The hippies brought Nescafé through these parts during the 60's and it stayed. For a fabulous book about the "Hippie Trail" running from Europe to India (and beyond) read Magic Bus: On the Hippie Trail from Istanbul to India by Rory MacLean. It's much more than a tale about hippies. It's full of the history, politics and philosophy of Turkey and the Middle East and how a whole generation embraced it, explored it, and changed it forever. I read this during the trip and didn't realize how perfect a fit it would be.
The other book I read while on the trip is Three Cups of Tea: One Man's Mission to Promote Peace...One School at a Time by Greg Mortenson and David Oliver Relin.
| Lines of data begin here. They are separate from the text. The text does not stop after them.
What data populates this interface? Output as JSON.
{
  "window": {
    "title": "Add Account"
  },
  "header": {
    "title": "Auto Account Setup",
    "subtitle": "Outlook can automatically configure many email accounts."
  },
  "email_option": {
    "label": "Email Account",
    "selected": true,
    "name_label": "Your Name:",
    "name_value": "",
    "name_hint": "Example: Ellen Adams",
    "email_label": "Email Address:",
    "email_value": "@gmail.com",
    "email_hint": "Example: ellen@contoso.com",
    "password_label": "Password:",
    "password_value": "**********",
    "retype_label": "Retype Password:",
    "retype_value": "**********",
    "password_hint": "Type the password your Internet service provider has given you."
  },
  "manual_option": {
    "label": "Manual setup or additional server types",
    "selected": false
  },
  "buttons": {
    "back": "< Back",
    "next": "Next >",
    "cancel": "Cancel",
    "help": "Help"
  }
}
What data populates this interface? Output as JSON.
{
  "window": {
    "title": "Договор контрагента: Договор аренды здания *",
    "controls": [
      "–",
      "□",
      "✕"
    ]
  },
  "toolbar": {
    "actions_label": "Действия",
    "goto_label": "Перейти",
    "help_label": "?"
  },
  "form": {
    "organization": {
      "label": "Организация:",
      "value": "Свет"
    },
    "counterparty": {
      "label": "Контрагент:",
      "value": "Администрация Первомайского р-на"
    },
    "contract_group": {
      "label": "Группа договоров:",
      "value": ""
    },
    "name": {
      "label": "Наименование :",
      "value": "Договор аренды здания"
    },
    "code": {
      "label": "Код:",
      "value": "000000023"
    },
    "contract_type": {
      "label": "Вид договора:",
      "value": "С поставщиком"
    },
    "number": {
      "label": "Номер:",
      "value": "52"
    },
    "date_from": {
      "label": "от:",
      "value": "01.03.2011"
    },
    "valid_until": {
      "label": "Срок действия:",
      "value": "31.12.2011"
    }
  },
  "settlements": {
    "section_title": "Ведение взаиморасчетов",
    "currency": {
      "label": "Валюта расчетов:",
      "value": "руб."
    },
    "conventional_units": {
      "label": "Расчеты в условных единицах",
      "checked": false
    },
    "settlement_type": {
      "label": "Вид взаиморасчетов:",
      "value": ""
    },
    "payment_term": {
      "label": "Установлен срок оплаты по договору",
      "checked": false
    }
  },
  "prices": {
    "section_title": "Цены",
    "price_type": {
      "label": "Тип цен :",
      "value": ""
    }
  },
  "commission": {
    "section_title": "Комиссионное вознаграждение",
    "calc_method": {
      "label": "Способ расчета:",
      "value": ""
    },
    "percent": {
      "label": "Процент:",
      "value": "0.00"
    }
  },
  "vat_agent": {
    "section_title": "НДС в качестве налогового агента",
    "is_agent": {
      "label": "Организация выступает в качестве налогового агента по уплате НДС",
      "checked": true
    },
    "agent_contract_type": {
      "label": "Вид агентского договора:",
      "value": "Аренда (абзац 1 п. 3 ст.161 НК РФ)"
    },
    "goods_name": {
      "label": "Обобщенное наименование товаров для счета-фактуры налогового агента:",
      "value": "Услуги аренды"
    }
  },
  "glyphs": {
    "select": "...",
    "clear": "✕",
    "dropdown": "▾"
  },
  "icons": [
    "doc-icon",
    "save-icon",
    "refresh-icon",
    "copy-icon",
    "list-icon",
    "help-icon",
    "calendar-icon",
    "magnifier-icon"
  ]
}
From the Three Cups of Tea web site:
"Greg Mortenson, and journalist David Oliver Relin, recount the journey that led Mortenson from a failed 1993 attempt to climb Pakistan’s K2, the world’s second highest mountain, to successfully establish schools in some of the most remote regions of Afghanistan and Pakistan. By replacing guns with pencils, rhetoric with reading, Mortenson combines his unique background with his intimate knowledge of the third-world to promote peace with books, not bombs, and successfully bring education and hope to remote communities in central Asia."
An unforgettable book. An inspiring story. Again, pertinent to where we were traveling in the sense that two very different cultures came together to reach a better understanding of one another. Greg Mortenson, an American, brought/brings education to girls in places where it might not be tolerated. And we, American women, learned a lot about a very different culture and left with a much better understanding of Turkey, Islam, priorities we didn't set and which were not set with us in mind, divisions of labor, and on and on.
Mark Twain traveled a great deal and wrote about his travels with wit and humility and perhaps the keenest eye for observing the lot of us. He hit the nail on the head when he said, "Travel is fatal to prejudice, bigotry, and narrow-mindedness." Amen! When you travel you learn and education is key to understanding something outside your comfort zone. You do not gain that level of knowledge or understanding from books or magazines, from the Internet and certainly not from television.